Dando bruscos saltos, como si tuviera las manos presas por la manea, un caballo rosillo pasa junto a nosotros quejándose, mientras la sangre salta a chorros desde una sonora herida que lleva debajo del cuello. El animal martirizado de dolor y de miedo, alza la cabeza, la voltea hacia el suelo; se encoje, se levanta sobre las patas, da un salto, otro hasta que cae boleado por la muerte contra una barranca. El teniente Silveira nos alcanza

—¿Quién es aquel muerto?

—El teniente Goicochea.

—¿Sufrió?

—Parece que no. Tiene una enorme boca en el pecho. (...)

Frente a nosotros Basilio Pereira está sentado sosteniéndose en un brazo, abriendo las piernas cuyas bombachas empapa la sangre.

—¿Está muy herido, compañero?

El nos reconoce la voz y tuerce lentamente el cuello para mirarnos.

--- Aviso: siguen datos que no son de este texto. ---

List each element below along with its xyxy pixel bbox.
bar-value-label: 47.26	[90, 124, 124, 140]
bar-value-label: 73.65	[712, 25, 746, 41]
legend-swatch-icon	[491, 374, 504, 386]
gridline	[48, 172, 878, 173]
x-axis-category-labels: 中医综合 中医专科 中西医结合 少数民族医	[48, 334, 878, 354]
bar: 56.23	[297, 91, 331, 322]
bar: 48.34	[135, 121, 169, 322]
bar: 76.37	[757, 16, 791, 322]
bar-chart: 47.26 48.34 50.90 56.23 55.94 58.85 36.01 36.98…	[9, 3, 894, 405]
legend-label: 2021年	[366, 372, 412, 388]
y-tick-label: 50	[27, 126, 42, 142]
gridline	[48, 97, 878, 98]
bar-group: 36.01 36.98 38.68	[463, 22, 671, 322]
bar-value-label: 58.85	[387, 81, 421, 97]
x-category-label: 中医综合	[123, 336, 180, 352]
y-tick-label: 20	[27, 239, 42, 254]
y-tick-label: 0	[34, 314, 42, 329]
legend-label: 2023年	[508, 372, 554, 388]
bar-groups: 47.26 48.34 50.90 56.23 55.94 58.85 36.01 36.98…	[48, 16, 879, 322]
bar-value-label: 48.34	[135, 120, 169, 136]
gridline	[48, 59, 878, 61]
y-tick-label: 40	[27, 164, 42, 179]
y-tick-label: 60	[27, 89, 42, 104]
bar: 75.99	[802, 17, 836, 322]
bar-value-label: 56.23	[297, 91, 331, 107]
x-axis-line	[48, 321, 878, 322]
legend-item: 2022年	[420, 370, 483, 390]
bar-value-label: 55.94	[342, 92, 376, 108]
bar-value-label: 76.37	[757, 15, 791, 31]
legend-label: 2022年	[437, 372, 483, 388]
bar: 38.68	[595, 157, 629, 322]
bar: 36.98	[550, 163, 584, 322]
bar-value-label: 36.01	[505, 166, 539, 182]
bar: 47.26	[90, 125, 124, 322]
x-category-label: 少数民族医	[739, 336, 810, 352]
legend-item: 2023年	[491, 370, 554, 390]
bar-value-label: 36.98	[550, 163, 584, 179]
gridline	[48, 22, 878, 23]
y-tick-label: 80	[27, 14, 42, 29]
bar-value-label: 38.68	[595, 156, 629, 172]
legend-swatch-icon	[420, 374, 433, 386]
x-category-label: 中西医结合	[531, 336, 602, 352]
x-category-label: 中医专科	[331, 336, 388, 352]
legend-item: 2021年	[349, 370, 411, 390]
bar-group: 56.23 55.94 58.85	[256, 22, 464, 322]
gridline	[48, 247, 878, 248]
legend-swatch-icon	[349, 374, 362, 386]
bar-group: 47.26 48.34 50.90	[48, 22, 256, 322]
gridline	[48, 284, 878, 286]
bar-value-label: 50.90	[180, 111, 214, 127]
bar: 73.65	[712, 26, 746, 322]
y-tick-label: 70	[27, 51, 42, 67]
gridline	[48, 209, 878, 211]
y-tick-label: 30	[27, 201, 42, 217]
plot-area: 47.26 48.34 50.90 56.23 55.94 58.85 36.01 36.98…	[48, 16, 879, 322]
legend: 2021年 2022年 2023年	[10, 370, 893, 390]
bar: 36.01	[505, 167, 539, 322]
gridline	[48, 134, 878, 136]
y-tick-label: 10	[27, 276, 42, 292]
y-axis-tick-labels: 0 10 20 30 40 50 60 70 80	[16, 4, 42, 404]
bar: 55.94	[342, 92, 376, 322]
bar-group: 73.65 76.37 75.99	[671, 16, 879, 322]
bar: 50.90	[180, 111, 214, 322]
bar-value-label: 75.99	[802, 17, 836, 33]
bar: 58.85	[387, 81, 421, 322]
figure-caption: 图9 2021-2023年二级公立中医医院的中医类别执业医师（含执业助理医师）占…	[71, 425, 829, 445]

Las palabras se nos mueren en los labios y un odio violento nos golpea en los pulsos, en el pecho, en la frente. El noble paisano no puede hablarnos porque tiene una inmensa herida en la mandíbula inferior que le pone un gesto macabro en el rostro cubierto de sangre".

La Revolución del Morlán terminó definitivamente con esta masacre, magistralmente contada por Justino Zavala Muniz. Luego de aceptadas las bases de la paz y ubicado en consecuencia el campamento de los insurrectos, dos aviones del gobierno lo bombardearon. Fue la primera vez que en las guerras orientales se utilizó esta arma como elemento destructivo. Siempre se dijo y no ha sido desmentido, que uno de los oficiales aviadores que participó fue Oscar V. Gestido, quien treinta y un años después resultaría electo Presidente de la República. La acción costó cinco vidas: Enrique Goicochea, Segundo Muniz, Luis G. Gino, Basilio Pereira y Marcos Mieres. Seguramente la mejor manera de terminar con estas notas evocativas es repetir las amargas palabras con las que Zavala Muniz concluye su libro.

—¿Para qué murieron?

Cesar Di Candia


Material consultado

Adolfo Aguirre González. La revolución de 1935. (Ed. Librosur, 1985)
Arturo Ardao y Julio Castro. Setenta años de revolución. Vida de Basilio Muñoz. (Cuaderno de Marcha, 1971)
Raúl Jacob. El Uruguay de Terra (Ed. Banda Oriental, 1985)
Justino Zavala Muniz. La revolución de enero. (Ed. del autor, 1935)
Ricardo Paseyro Pasado y Presente. (Ed. del autor, Buenos Aires,1935.